Published on 25 May 2015

The subject of this lecture, Thomas Dunckerley (c.1720-1795), cuts a swath through late 18th-century English Freemasonry. As the very active Provincial Grand Master of eight Masonic Provinces in southern England, he set an important example by building up the provincial organization of the Grand Lodge, establishing a model of local governance that has influenced provincial Freemasonry to the present day. Dunckerley was also a great Masonic innovator, taking a leading part in the integration of the Royal Arch into the activities of the Moderns Grand Lodge, and presiding over Royal Arch Masonry in 11 counties. Dunckerley enthusiastically promoted the English Knights Templar and Royal Ark Masons, serving as the first Grand Master (or its equivalent) of both organizations.
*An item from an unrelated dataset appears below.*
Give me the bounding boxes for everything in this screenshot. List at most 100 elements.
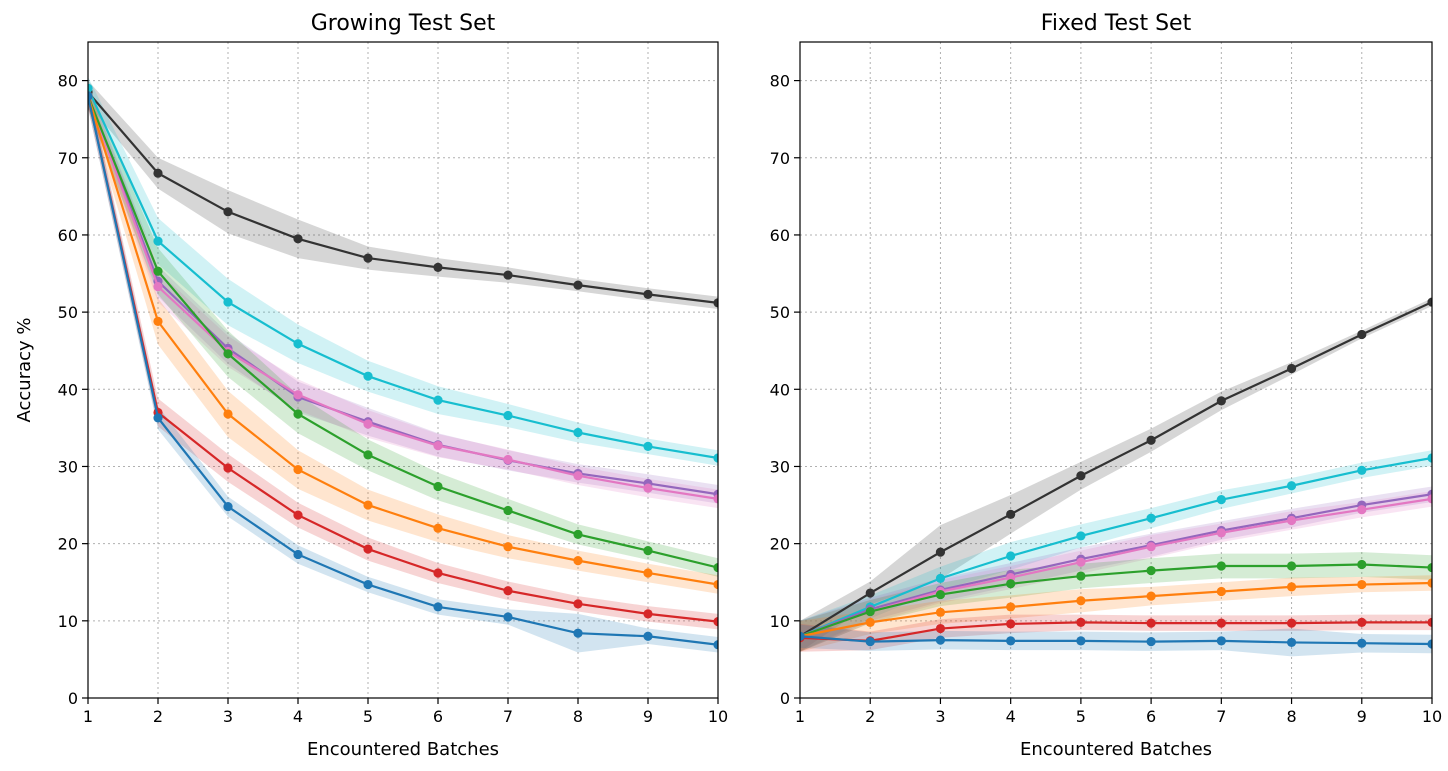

In the 1760s Dunckerley pioneered “sea” Masonry, establishing a number of lodges on ships at sea, using his personal warrants. There is evidence he even toyed with the idea of establishing an English Adoptive Rite for women, to be headed by his wife, “Sister” Hannah Dunckerley. What all this activity points to is the creation of a Masonic “empire” of sorts, one that crossed rites and degrees, and reached from the Mediterranean to Quebec. The lecture explores Dunckerley’s innovations, and highlights his ongoing involvement with Freemasonry in Canada, which had as its focal point the bitter rivalry between the Ancient and Modern Grand Lodges of England.